F.A.Z.-Konjunkturanalyse
Freude über Aufschwung überwiegt Euro-Sorgen
Von Werner Mussler
06. Januar 2004 Die aktuellen Konjunkturaussichten für den Euro-Raum unterscheiden sich nicht grundlegend von jenen für Deutschland, die größte Volkswirtschaft des gemeinsamen Währungsgebiets. Die Mehrheit der Ökonomen rechnet nach drei Jahren mit sehr schwachem Wachstum für das Jahr 2004 erstmals mit einem deutlichen Plus des realen Bruttoinlandsprodukts. Die Prognosen liegen zwischen 1,5 und gut 2 Prozent Zuwachs.
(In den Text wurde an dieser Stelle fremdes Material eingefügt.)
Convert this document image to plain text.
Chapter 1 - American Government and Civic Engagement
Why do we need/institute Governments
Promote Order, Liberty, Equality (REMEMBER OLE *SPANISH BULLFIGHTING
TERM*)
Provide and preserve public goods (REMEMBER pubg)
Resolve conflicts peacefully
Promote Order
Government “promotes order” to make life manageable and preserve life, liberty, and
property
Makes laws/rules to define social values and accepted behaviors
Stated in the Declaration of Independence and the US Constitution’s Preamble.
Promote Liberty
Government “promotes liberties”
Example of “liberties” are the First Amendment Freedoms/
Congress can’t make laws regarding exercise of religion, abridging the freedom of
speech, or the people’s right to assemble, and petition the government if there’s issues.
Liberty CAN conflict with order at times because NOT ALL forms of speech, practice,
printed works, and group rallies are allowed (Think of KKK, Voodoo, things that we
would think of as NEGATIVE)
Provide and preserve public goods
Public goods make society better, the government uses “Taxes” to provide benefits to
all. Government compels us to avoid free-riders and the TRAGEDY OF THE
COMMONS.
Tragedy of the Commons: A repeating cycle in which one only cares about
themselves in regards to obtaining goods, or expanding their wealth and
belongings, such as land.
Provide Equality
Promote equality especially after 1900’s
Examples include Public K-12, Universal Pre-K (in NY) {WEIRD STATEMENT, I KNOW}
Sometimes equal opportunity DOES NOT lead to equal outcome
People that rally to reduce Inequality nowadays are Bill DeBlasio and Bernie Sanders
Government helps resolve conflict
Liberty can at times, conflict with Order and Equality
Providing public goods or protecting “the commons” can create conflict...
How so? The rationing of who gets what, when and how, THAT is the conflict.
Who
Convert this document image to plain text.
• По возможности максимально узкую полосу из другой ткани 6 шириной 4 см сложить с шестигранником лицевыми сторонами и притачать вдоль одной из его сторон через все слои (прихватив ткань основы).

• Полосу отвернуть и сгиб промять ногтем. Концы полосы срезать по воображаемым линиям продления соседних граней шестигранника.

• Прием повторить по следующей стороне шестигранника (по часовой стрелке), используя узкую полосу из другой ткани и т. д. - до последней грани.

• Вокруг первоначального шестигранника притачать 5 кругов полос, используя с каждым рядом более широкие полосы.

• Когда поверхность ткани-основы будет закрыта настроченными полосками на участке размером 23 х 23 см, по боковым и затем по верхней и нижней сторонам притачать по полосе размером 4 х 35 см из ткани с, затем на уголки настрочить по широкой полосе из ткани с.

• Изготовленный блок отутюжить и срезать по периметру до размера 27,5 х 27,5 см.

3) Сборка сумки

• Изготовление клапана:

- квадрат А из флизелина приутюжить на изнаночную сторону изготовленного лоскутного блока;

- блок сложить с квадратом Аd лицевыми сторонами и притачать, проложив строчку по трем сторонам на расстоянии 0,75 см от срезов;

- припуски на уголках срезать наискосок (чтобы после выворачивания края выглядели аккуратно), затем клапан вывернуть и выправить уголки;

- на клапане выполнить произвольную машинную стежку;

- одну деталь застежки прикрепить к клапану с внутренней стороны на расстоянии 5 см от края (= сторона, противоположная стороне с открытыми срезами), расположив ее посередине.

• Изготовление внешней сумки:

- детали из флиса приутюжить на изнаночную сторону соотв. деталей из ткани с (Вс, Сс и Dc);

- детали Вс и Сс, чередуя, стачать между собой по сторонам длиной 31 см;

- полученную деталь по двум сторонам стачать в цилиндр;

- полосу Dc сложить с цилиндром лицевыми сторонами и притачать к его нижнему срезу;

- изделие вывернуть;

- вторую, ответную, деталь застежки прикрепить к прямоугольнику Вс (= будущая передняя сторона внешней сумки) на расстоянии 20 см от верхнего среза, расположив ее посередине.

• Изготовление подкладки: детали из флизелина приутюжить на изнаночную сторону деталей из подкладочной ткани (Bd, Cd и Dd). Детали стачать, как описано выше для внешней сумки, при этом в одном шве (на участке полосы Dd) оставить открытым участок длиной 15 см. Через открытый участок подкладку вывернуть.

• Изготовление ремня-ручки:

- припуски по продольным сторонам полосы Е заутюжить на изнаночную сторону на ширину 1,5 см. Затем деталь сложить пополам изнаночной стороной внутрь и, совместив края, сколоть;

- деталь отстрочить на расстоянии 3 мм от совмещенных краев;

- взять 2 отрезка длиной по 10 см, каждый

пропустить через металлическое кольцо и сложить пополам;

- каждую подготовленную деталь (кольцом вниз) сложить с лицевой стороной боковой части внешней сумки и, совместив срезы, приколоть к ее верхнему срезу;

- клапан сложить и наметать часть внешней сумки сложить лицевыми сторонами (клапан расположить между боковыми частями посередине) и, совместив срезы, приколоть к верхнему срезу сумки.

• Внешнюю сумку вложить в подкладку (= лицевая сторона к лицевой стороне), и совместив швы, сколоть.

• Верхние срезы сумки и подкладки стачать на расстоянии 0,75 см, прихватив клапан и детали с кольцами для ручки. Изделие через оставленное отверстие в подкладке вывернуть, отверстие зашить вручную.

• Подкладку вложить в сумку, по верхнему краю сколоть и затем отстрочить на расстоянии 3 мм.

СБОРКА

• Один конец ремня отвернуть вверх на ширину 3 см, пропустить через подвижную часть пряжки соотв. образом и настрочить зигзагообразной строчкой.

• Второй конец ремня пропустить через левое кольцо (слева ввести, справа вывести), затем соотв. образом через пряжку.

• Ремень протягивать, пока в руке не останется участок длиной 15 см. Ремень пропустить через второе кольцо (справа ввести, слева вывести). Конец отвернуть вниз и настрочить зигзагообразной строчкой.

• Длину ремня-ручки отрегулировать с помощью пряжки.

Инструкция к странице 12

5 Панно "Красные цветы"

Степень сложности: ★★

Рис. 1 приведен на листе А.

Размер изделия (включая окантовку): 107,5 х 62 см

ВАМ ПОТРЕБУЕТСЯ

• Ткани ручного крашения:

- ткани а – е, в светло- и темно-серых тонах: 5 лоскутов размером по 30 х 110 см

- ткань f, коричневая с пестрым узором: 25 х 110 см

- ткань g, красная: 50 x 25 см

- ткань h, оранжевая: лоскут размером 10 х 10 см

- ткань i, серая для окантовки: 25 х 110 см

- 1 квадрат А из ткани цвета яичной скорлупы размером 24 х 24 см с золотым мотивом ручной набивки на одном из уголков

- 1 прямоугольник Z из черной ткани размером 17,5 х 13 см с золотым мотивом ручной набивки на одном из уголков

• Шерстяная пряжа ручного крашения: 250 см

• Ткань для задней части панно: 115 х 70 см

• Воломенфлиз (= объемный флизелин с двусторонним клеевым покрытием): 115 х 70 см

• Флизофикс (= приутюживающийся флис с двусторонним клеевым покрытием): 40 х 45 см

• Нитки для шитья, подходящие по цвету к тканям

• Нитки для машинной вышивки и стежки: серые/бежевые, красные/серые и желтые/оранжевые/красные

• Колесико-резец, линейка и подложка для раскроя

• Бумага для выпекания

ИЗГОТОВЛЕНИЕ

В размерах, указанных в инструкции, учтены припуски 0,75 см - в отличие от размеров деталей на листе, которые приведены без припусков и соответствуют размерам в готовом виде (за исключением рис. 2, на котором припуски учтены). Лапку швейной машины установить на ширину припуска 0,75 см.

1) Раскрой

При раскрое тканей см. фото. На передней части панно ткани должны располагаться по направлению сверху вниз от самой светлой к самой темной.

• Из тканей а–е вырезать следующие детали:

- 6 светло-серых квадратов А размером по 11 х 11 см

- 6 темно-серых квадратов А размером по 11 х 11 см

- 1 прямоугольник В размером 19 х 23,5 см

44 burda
Wie für Deutschland gilt auch für den gesamten Euro-Raum: Die Hoffnungen auf eine deutliche Belebung gründen fast ausschließlich auf der Erwartung der Exportwirtschaft, vom kräftigen Aufschwung der Weltwirtschaft profitieren zu können. Die Binnennachfrage dürfte frühestens in der zweiten Jahreshälfte anspringen. Zugleich erscheint der Export derzeit mit den stärksten Risiken behaftet: Der steigende Euro-Kurs nährt die Sorge, die Erholung könne wechselkursbedingt schon abgewürgt werden, bevor sie in einen sich selbst tragenden Aufschwung münde.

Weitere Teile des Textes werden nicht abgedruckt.